Подъём объявляют на час позже. Все довольны: традиция соблюдена, а
чрезвычайных происшествий не случилось.
«Мне бы хватило трёх лепестков…»
После Карнавала Любку обнаружили в нашей палате. И в вагоне она устроилась с нами в одном купе на верхней полке. Кира была недовольна: «Вот привязалась!» Лина косилась на неё, но молчала. Я не знала, как мне быть. Молчала и краснела. И только Люба чувствовала себя совершенно естественно. А когда пионервожатая Маша предложила ей перейти в свой отряд, высоко подняла брови-запятые, сделала большие глаза и громко заявила: «Какие ещё отряды?!! Мы уже демобилизовались!» На что наша Маша острая на язык, но и она только рукой махнула и ушла в купе воспитателей.
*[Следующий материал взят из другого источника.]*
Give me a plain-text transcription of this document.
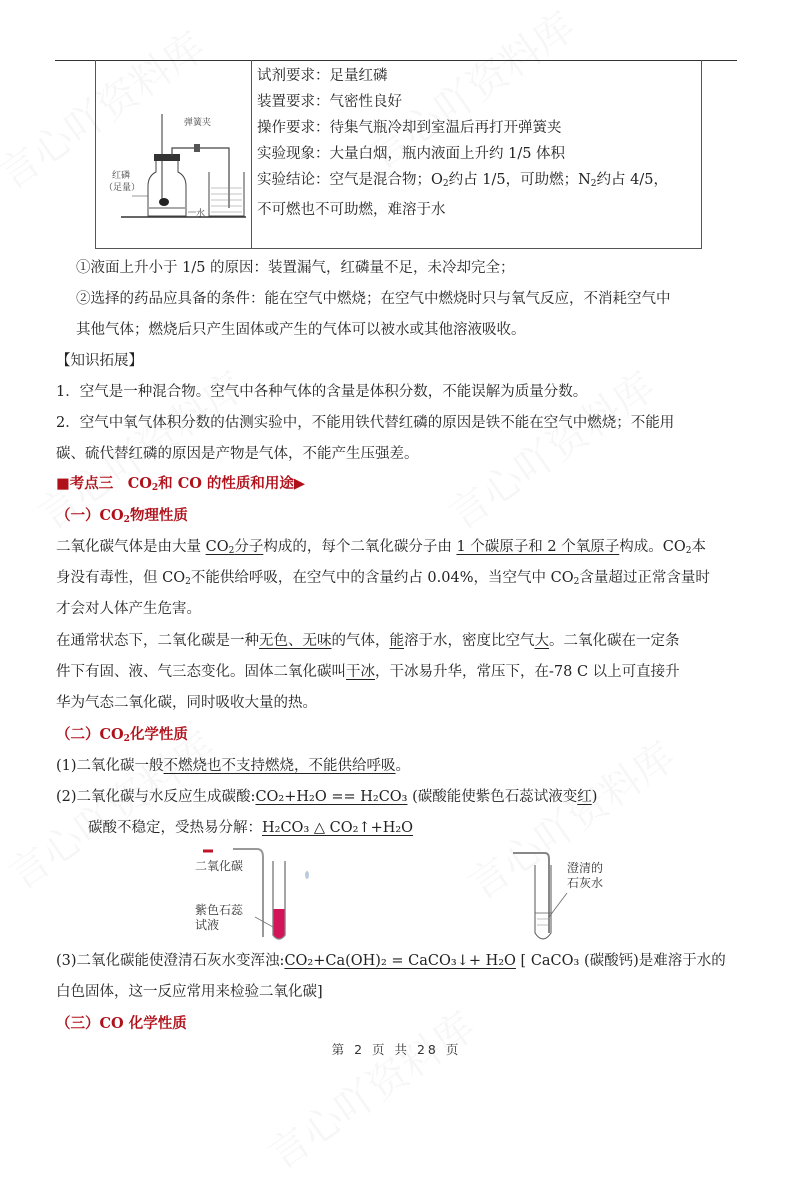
弹簧夹
红磷
（足量）
水
试剂要求：足量红磷
装置要求：气密性良好
操作要求：待集气瓶冷却到室温后再打开弹簧夹
实验现象：大量白烟，瓶内液面上升约 1/5 体积
实验结论：空气是混合物；$O_2$约占 1/5，可助燃；$N_2$约占 4/5，
不可燃也不可助燃，难溶于水
①液面上升小于 1/5 的原因：装置漏气，红磷量不足，未冷却完全；
②选择的药品应具备的条件：能在空气中燃烧；在空气中燃烧时只与氧气反应，不消耗空气中
其他气体；燃烧后只产生固体或产生的气体可以被水或其他溶液吸收。
【知识拓展】
1．空气是一种混合物。空气中各种气体的含量是体积分数，不能误解为质量分数。
2．空气中氧气体积分数的估测实验中，不能用铁代替红磷的原因是铁不能在空气中燃烧；不能用
碳、硫代替红磷的原因是产物是气体，不能产生压强差。
■考点三　$CO_2$和 CO 的性质和用途▶
（一）$CO_2$物理性质
二氧化碳气体是由大量 $CO_2$分子构成的，每个二氧化碳分子由 1 个碳原子和 2 个氧原子构成。$CO_2$本
身没有毒性，但 $CO_2$不能供给呼吸，在空气中的含量约占 0.04%，当空气中 $CO_2$含量超过正常含量时
才会对人体产生危害。
在通常状态下，二氧化碳是一种无色、无味的气体，能溶于水，密度比空气大。二氧化碳在一定条
件下有固、液、气三态变化。固体二氧化碳叫干冰，干冰易升华，常压下，在-78 C 以上可直接升
华为气态二氧化碳，同时吸收大量的热。
（二）$CO_2$化学性质
(1)二氧化碳一般不燃烧也不支持燃烧，不能供给呼吸。
(2)二氧化碳与水反应生成碳酸:CO₂+H₂O == H₂CO₃ (碳酸能使紫色石蕊试液变红)
碳酸不稳定，受热易分解：H₂CO₃ △ CO₂↑+H₂O
二氧化碳
紫色石蕊
试液
澄清的
石灰水
(3)二氧化碳能使澄清石灰水变浑浊:CO₂+Ca(OH)₂ = CaCO₃↓+ H₂O [ CaCO₃ (碳酸钙)是难溶于水的
白色固体，这一反应常用来检验二氧化碳]
（三）CO 化学性质
第 2 页 共 28 页
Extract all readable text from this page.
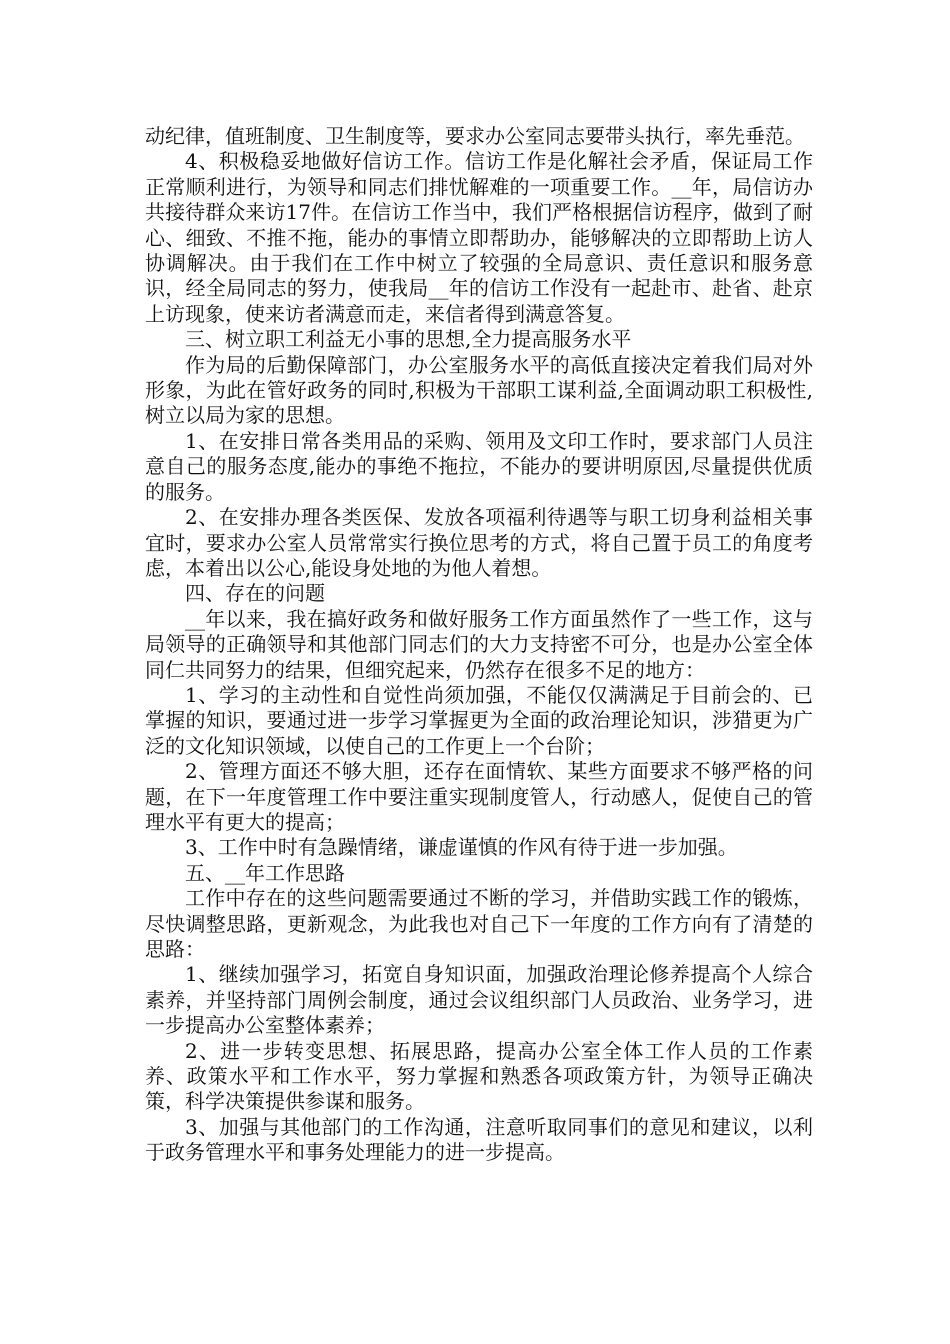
动纪律，值班制度、卫生制度等，要求办公室同志要带头执行，率先垂范。

4、积极稳妥地做好信访工作。信访工作是化解社会矛盾，保证局工作正常顺利进行，为领导和同志们排忧解难的一项重要工作。__年，局信访办共接待群众来访17件。在信访工作当中，我们严格根据信访程序，做到了耐心、细致、不推不拖，能办的事情立即帮助办，能够解决的立即帮助上访人协调解决。由于我们在工作中树立了较强的全局意识、责任意识和服务意识，经全局同志的努力，使我局__年的信访工作没有一起赴市、赴省、赴京上访现象，使来访者满意而走，来信者得到满意答复。

三、树立职工利益无小事的思想,全力提高服务水平

作为局的后勤保障部门，办公室服务水平的高低直接决定着我们局对外形象，为此在管好政务的同时,积极为干部职工谋利益,全面调动职工积极性,树立以局为家的思想。

1、在安排日常各类用品的采购、领用及文印工作时，要求部门人员注意自己的服务态度,能办的事绝不拖拉，不能办的要讲明原因,尽量提供优质的服务。

2、在安排办理各类医保、发放各项福利待遇等与职工切身利益相关事宜时，要求办公室人员常常实行换位思考的方式，将自己置于员工的角度考虑，本着出以公心,能设身处地的为他人着想。

四、存在的问题

__年以来，我在搞好政务和做好服务工作方面虽然作了一些工作，这与局领导的正确领导和其他部门同志们的大力支持密不可分，也是办公室全体同仁共同努力的结果，但细究起来，仍然存在很多不足的地方：

1、学习的主动性和自觉性尚须加强，不能仅仅满满足于目前会的、已掌握的知识，要通过进一步学习掌握更为全面的政治理论知识，涉猎更为广泛的文化知识领域，以使自己的工作更上一个台阶；

2、管理方面还不够大胆，还存在面情软、某些方面要求不够严格的问题，在下一年度管理工作中要注重实现制度管人，行动感人，促使自己的管理水平有更大的提高；

3、工作中时有急躁情绪，谦虚谨慎的作风有待于进一步加强。

五、__年工作思路

工作中存在的这些问题需要通过不断的学习，并借助实践工作的锻炼，尽快调整思路，更新观念，为此我也对自己下一年度的工作方向有了清楚的思路：

1、继续加强学习，拓宽自身知识面，加强政治理论修养提高个人综合素养，并坚持部门周例会制度，通过会议组织部门人员政治、业务学习，进一步提高办公室整体素养；

2、进一步转变思想、拓展思路，提高办公室全体工作人员的工作素养、政策水平和工作水平，努力掌握和熟悉各项政策方针，为领导正确决策，科学决策提供参谋和服务。

3、加强与其他部门的工作沟通，注意听取同事们的意见和建议，以利于政务管理水平和事务处理能力的进一步提高。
Возле Симферополя наш состав много часов стоял в открытой степи. Было очень жарко и душно. Кто спал, кто пытался читать или играть в города. А одна девочка, держа в руках лазоревый цветок цикория, сказала: «Давайте задумывать желания. Ну, как если бы у нас был цветик-семицветик».
О чём только мы не размечтались! О килограммах мороженого и литрах газировки с вишнёвым сиропом, о синеньких туфельках с перепоночкой на ма-аленьком каблучке и чтобы мама разрешила отрезать длинные косички.
Вета мечтала уехать с отцом в экспедицию в Амурские джунгли и увидеть тигра. А Лена-чёрненькая — к бабушке в Ленинград, посмотреть на дворцы и фонтаны Петергофа. Кто-то надеялся, что нелюбимая учительница уйдёт в другую школу. А кто-то мечтал, что вернётся любимый математик.
А когда очередь дошла до Любы, она сказала:
— Мне бы и трёх лепестков хватило:
один — с Таткой в одном городе жить;
другой — с Таткой в одной школе учиться;
третий — на одной парте сидеть!
Кира фыркнула, Лина откровенно засмеялся, а мы с Любой улеглись лицом к окну и стали смотреть, как над полынной степью маревом колыхался густой горький воздух.
Скажите, ну, скажите мне, чем отличается приятельство от дружбы?! Мне очень хорошо было в эту смену с Кирой и Линой. В прошлый раз мы были неразлучны с Альбиной. А на каникулах в Москве, где жила моя любимая тетушка, мы целыми днями играли вместе с Марусей. Когда разлучались, то начинали переписываться. Альбине я написала четыре письма и открытку, на которую она уже не ответила. С Марусей я два раза разговаривала по телефону, а потом она просто передавала мне привет через тётушку. С Кирой и Линой, похоже, будет так же.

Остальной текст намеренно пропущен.